Gwen sat on the bench of an upright piano, plotting a quick exit.
“Family and business,” Maxine continued. “If the Cunninghams had a coat of arms, that would be on their crest.” As she chuckled her chest quivered beneath a blue cotton sweater; she was more bird than woman.
“You must have felt very isolated,” Gwen said.
“Utterly. Of course, it got easier once the children were born. Those were the best years, when Russ and Priscilla were young. They actually went to the local elementary school—there wasn’t any alternative, you see. But then we sent them to boarding school and I was alone again. My husband and I were alone together, I should say.”
Gwen steeled herself for what was coming.
“After Russ was killed I…well, I didn’t think I could endure. He was all I had.”
“Priscilla…”
“Daddy’s girl,” Maxine said sharply. She paused before continuing in a softer voice. “You’re raising your one child on your own, isn’t that right?”
“Yes.”
“Then perhaps it’s hard for you to understand how…allegiances can form in families, even small families like ours. Russell and Russ, well, they were at each other constantly. I often wondered what might have happened if he’d lived. I couldn’t imagine them in business together. But Russ and I…” She smiled as her eyes lost focus. “We understood each other because neither of us fit in here.” The smile faded. “Priscilla and I, well, once she reached adolescence she had no time for me. I never understood why she felt so…dismissive toward me. She worshipped her father, of course. Perhaps she p
icked up on his disdain.”
“Why was she carrying that flower at the ravine?” Gwen asked.
“Flower?” Her voice crumpled on the word.
“A purple thistle.”
Maxine looked away. “I wasn’t aware…”
She was lying, just as Russell had lied, but Gwen wasn’t about to confront her. Tess had walked over to the coffee table and was systematically throwing magazines onto the floor. Gwen got up and grabbed her hand, grateful for the distraction.
“No, Tess, don’t do that.” Gwen began to collect the strewn magazines as Tess started to cry.

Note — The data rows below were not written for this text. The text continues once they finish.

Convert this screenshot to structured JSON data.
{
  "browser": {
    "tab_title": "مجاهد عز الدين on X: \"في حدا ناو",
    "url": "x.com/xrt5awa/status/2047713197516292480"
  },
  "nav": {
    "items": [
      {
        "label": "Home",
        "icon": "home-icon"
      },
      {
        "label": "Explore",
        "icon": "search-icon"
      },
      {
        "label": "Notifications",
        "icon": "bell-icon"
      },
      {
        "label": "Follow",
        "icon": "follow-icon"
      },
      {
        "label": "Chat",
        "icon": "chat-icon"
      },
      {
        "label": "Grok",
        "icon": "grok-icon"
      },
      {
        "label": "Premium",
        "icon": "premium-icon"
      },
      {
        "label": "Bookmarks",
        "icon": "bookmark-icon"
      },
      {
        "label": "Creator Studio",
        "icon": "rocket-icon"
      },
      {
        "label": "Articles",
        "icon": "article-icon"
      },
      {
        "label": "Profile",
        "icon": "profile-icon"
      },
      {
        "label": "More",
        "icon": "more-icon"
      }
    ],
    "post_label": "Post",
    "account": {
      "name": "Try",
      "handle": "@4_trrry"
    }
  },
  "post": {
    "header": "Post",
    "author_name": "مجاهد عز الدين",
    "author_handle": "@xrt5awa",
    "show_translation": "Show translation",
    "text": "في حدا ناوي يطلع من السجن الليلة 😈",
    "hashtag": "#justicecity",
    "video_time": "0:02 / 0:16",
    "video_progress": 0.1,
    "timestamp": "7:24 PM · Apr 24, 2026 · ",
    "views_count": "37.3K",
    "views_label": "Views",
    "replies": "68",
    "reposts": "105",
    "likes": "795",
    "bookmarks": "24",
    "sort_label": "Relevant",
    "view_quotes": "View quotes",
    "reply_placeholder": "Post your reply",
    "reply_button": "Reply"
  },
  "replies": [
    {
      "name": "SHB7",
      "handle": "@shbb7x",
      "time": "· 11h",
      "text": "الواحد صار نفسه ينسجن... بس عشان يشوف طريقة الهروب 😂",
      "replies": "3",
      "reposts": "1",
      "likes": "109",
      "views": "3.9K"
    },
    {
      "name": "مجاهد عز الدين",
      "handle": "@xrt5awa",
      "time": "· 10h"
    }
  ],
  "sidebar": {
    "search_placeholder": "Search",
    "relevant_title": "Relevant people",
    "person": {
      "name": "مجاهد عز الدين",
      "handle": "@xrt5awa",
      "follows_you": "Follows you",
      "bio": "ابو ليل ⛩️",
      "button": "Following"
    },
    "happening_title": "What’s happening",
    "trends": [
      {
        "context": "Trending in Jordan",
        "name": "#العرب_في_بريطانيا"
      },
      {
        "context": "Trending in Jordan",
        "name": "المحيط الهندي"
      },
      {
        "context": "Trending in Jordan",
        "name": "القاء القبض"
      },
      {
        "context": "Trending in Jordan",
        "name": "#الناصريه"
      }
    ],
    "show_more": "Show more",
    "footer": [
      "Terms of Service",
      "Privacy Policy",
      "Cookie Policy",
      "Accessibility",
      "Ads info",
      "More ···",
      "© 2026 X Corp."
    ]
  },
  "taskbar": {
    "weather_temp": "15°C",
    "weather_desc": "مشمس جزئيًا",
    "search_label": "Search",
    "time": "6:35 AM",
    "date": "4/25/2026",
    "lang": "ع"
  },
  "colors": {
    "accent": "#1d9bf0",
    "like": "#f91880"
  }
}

“I should get her home,” she said. “She’s long overdo for her morning nap.” She picked up Tess and moved toward the door, turning back in time to see Maxine reach for her Bible. Pity flashed through Gwen, then something closer to anger.
“It’s not too late,” she said.
Maxine glanced up at her and smiled dimly.
“You’re not a prisoner here,” Gwen said. “It’s not too late to change.”
Maxine shook her head slowly. “You can’t leave the Cunninghams, much as you might want to. My mother-in-law knew that, and I certainly caught on quickly. I believe Nick is learning that lesson now.”
“But…”
Maxine shook her head slowly. “You’ll find out soon enough, too,” she said as she opened her Bible and held it close to her face. Gwen turned and left.
Nick met them on the flagstone terrace as they returned from next door.
“We’ve been summoned to the plant,” he said with mock seriousness. “The old man wants to introduce the troops to the heir apparent.”
“It’s never too early to start a management education,” Gwen said, turning to Tess, who was already sleeping in her arms. “Right, Madame Chairman?”
“We’ll take the Range Rover.”
She followed Nick across the yard toward the garage. After strapping Tess into her car seat, she walked back toward the house.
“Where are you going?” Nick called after her.
She turned. “I have a few things to do.” Not true, of course: cleaning Tess’s room and doing her laundry took about fifteen minutes a day; looking after someone else’s toddler wasn’t exactly hard labor.